Podziwiam Jodi Picoult za odwagę i stanowczość w przedstawieniu tematu aborcji. Autorka nie pierwszy raz pisze o trudnych, kontrowersyjny i niewygodnych problemach, często tych określanych mianem tabu, które trzeba ujawniać, nagłaśniać i o nich mówić. Ale tym razem jest to prawdziwy manifest w imię wolnego wyboru każdej kobiety. Powieść jest bardzo dobrze przemyślana, dopracowana w najmniejszym szczególe i niezwykle prawdziwa, szczera, po prostu ludzka.
Powołując do życia naprawdę szerokie grono bohaterów autorka starała się pokazać różne aspekty tego złożonego problemu. Bohaterowie dzielą się na dwa obozy: pro-life i pro-choice, które ścierają się ze sobą. Mamy zatem lekarza, który dokonuje zabiegów, są pielęgniarki, recepcjonistka, pacjentki oraz zupełnie przypadkowe osoby poszukujące lekarskiej porady. Wśród bohaterów znalazła się również osoba z grona jawnych przeciwników aborcji. Każda z tych postaci ma swoje racje, każda znajduje się w innej sytuacji i reprezentuje odmienny światopogląd, ale jednocześnie dla każdej z tych osób zabieg przerwania ciąży to ostateczność. Autorka postarała się abyśmy mieli szansę na obiektywne i całościowe podejście do tematu, bez względu na własne poglądy i przekonania. Zdarzenia wywołują emocje, niektóre fragmenty są wstrząsające, inne wzruszają albo zaskakują.
Powieść została skonstruowana w niecodzienny sposób. Akcja rozgrywa się w ciągu zaledwie jednego dnia, ale mamy tu odwróconą narrację. Najpierw obserwujemy konsekwencje działań zamachowca, a następnie cofamy się w czasie stopniowo o kolejne godziny aż do samego poranka. Jest to zabieg celowy, który ma nam pomóc w obiektywnej ocenie sytuacji. Mam jednak wrażenie, że za sprawą takiej kompozycji i w połączeniu z szerokim gronem bohaterów do wydarzeń wkrada się chaos, wątki się urywają. Trzeba naprawdę mocno się skupić na lekturze, żeby nie pogubić się w przebiegu zdarzeń.

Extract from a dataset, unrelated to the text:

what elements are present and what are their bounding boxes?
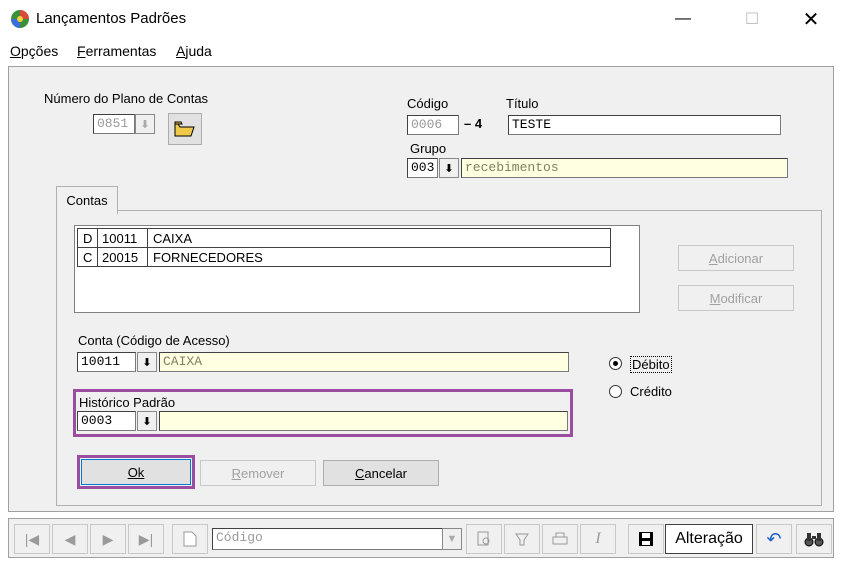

Zaskoczyło mnie trochę posłowie, czyli słowa skierowane bezpośrednio od autorki i zamieszczone na końcu książki. Ta część książki wzbudza spore kontrowersje i nie wiem, czy było to potrzebne. Według mnie powieść powinna zakończyć się epilogiem i ewentualnie podziękowaniami.
„Iskra światła” to na pewno wartościowa historia obyczajowa, choć moim zdaniem nie jest to najlepsza opowieść Jodi Picoult. Cieszę się, że mogłam przeczytać książkę samodzielnie, bo audiobook zapewne wprowadziłby jeszcze większy chaos. Pozostaje mi więc tylko potraktować tę książkę jako tzw. wypadek przy pracy i za jakiś czas sięgnąć po kolejną powieść autorki.